Les politiciens n'ont rien inventé. Trop souvent, la population porte un regard condescendant sur les hommes et les femmes qui n'ont pas de descendance. Par choix ou par la force des choses. Comme si le désir de parentalité leur donnait une absolution inconditionnelle et qu'une personne ne pouvait pas créer sans procréer. Il y a une énorme contradiction dans le discours social qui, d'un côté, prône la diversité et, de l'autre, favorise le modèle de la famille traditionnelle tissée serré.

Pourtant, l'Histoire nous enseigne qu'il faut se méfier des dirigeants qui instrumentalisent la famille à leurs propres fins. Du « Travail, Famille, Patrie », du régime de Vichy aux « Family Values » de l'ère Reagan aux États-Unis, toutes proportions gardées, l'éloge de la famille a souvent une saveur réactionnaire.

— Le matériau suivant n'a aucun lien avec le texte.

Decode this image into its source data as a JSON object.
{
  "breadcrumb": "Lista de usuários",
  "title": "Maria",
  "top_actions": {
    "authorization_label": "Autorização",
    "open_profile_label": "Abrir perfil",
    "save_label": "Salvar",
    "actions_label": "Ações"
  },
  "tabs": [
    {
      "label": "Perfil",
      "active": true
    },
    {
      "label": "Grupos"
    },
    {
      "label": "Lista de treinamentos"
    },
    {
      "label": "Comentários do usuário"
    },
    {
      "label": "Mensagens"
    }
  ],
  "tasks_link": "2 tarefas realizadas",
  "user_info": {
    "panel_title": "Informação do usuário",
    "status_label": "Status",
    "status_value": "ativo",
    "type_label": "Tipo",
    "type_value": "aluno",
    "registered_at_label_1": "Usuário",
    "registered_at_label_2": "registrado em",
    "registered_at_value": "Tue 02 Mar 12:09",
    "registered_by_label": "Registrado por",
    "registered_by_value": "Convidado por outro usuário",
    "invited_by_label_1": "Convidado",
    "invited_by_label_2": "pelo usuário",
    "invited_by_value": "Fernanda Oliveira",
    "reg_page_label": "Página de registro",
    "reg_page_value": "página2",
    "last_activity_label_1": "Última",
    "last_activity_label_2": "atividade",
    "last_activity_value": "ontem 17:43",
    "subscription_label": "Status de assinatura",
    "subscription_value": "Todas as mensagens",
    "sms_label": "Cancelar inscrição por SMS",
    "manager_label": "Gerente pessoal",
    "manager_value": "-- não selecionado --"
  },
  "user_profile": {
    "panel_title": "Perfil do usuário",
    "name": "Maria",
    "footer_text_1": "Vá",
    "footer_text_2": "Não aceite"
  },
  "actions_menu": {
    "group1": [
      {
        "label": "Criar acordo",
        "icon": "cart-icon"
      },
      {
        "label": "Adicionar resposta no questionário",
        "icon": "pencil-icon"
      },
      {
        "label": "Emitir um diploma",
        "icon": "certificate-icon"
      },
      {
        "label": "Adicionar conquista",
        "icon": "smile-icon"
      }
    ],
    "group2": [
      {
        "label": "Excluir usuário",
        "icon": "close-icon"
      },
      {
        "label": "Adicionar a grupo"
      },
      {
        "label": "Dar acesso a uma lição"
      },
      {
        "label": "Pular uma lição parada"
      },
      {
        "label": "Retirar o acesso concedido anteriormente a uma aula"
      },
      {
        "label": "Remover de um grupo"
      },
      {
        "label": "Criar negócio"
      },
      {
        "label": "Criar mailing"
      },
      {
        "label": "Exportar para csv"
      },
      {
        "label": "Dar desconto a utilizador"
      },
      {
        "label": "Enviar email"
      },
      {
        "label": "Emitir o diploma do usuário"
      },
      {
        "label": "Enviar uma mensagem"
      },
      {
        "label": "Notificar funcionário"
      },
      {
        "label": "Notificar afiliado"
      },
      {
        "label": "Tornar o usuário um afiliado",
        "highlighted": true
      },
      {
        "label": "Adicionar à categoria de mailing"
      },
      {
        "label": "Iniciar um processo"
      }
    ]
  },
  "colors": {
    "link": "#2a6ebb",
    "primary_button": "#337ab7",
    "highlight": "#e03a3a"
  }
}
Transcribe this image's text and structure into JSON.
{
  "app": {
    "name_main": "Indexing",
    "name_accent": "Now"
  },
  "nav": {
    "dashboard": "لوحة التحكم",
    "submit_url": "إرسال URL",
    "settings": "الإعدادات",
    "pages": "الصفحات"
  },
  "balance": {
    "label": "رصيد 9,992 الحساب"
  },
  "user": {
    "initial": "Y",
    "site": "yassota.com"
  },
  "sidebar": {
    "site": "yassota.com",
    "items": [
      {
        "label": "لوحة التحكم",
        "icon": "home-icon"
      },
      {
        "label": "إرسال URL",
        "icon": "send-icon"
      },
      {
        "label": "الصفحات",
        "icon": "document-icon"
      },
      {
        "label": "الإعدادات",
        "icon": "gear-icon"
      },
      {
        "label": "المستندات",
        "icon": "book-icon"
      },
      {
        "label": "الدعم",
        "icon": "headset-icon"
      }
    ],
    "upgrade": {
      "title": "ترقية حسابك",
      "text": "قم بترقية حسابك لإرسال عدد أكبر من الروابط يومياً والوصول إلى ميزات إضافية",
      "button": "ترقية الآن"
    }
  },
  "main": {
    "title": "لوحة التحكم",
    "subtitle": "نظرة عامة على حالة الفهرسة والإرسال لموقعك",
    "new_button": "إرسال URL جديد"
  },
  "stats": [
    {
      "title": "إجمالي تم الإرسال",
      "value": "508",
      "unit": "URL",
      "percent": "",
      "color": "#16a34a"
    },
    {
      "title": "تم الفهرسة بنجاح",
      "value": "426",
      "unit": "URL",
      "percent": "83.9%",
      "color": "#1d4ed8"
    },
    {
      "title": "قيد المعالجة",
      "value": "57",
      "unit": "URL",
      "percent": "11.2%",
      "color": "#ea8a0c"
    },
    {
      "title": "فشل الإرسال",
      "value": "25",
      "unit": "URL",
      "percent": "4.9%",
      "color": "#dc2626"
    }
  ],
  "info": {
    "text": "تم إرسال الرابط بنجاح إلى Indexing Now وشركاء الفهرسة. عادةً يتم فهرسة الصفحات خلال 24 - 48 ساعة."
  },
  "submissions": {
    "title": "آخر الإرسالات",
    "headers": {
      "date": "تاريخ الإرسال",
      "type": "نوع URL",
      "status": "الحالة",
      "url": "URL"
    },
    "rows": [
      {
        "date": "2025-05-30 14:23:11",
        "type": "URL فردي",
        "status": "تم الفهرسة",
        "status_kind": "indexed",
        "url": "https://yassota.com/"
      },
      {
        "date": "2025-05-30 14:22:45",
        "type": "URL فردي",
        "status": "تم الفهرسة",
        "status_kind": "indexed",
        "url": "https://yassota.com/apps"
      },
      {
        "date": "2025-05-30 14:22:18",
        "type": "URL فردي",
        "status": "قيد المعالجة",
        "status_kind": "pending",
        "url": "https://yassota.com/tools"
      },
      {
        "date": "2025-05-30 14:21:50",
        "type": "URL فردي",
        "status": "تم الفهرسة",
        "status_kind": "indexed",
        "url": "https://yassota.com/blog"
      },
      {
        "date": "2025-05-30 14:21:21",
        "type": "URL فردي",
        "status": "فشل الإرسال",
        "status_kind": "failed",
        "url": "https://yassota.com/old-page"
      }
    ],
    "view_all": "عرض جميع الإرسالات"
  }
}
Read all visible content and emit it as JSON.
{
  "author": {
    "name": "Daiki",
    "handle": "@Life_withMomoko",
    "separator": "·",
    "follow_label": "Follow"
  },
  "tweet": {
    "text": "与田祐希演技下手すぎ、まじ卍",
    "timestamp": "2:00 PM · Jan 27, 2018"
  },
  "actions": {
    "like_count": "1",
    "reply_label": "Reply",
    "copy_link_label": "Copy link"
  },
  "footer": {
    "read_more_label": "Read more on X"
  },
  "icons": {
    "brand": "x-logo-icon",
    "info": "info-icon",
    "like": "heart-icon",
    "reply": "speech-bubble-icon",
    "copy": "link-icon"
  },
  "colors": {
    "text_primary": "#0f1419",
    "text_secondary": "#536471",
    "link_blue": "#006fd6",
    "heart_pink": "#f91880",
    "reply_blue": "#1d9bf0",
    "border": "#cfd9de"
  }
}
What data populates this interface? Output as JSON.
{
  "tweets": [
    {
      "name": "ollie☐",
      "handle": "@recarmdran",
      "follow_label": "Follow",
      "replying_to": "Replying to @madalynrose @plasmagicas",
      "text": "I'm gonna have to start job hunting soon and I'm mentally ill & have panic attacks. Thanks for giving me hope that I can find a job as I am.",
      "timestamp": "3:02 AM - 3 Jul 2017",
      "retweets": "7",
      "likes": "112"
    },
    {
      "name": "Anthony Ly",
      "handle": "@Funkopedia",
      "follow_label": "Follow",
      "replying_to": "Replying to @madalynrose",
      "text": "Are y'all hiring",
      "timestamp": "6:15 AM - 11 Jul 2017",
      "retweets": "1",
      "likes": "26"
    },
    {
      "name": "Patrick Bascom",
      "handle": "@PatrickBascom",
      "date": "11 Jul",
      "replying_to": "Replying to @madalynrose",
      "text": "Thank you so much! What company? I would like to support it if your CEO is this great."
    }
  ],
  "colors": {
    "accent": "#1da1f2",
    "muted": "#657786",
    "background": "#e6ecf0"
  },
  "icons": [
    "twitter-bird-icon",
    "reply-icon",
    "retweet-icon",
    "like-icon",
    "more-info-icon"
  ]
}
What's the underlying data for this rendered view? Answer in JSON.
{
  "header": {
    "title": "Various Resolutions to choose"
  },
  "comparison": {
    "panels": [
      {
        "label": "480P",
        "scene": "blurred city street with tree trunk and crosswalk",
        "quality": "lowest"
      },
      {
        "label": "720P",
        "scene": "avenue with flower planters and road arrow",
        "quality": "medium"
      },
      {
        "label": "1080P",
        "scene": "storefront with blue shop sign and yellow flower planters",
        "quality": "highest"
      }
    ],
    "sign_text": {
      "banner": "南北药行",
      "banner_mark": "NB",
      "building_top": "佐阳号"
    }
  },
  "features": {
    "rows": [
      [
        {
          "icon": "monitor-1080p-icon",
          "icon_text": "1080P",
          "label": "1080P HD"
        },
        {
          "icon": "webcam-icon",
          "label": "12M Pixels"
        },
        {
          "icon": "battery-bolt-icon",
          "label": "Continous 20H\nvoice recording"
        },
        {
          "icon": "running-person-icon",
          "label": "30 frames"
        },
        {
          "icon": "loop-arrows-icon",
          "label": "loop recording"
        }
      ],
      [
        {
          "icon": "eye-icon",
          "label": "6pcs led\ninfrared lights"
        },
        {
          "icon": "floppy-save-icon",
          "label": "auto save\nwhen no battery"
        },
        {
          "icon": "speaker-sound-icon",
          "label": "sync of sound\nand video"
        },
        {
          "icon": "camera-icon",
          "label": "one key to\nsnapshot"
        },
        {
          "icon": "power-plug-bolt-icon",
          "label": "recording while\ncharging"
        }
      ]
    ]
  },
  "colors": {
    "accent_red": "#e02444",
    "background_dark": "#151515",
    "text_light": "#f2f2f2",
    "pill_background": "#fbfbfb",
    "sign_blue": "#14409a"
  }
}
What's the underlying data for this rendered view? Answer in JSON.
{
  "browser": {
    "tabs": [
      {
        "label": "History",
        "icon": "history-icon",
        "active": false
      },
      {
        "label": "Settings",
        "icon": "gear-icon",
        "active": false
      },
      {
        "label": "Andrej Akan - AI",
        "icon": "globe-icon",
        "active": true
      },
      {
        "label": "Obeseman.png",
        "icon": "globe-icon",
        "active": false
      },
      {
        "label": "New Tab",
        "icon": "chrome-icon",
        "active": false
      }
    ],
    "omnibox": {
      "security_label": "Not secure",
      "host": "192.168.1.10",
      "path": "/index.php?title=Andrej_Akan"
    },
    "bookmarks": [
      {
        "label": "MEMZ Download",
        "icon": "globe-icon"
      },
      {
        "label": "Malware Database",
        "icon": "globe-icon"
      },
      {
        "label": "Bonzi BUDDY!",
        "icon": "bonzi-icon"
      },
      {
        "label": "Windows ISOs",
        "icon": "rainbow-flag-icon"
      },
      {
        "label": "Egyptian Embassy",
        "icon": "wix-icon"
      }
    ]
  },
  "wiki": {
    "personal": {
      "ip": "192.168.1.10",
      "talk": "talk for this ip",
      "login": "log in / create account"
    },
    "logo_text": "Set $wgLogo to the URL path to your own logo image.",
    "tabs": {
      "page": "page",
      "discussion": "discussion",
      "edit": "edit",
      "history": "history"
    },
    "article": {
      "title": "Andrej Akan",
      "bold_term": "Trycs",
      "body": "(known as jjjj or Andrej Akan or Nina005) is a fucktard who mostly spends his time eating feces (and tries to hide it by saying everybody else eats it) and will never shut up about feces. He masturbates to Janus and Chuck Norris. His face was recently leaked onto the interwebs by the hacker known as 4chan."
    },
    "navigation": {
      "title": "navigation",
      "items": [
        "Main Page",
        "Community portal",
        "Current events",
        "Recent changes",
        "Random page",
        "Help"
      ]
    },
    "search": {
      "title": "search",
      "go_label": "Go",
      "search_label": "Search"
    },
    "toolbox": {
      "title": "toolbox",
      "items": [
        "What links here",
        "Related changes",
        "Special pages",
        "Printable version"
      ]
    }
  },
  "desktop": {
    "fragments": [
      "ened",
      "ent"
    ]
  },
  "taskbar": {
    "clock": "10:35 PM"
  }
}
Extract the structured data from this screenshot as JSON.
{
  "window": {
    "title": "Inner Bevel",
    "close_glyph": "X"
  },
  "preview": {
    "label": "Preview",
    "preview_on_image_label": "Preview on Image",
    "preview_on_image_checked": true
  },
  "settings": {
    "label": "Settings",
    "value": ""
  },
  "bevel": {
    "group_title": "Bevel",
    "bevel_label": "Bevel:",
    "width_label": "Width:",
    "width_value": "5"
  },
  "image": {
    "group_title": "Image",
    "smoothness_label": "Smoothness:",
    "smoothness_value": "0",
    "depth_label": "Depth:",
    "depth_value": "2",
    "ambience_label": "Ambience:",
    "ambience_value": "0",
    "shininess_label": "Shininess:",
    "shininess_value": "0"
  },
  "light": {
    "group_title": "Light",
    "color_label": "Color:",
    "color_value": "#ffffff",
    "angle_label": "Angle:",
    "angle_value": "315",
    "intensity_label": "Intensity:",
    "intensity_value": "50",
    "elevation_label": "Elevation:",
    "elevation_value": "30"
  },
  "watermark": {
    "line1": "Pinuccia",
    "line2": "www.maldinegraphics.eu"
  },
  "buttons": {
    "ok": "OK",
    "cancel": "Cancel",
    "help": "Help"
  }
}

Il y a un siècle, André Gide écrivait dans ses Nourritures terrestres : « Familles, je vous hais ! Foyers clos ; portes refermées ; possessions jalouses du bonheur. » Pauvre Gide, il avait oublié que personne ne naît dans une feuille de chou ; qu'on fait tous, un jour ou l'autre, partie d'une famille.

Toutefois, les célibataires endurcis peuvent comprendre sa frustration. À force d'entendre les aspirants députés répéter « qu'il faut redonner l'argent aux familles canadiennes », les non-parents ont parfois l'impression d'être exclus de la Cité.

Hors de la vie de famille, point de salut ?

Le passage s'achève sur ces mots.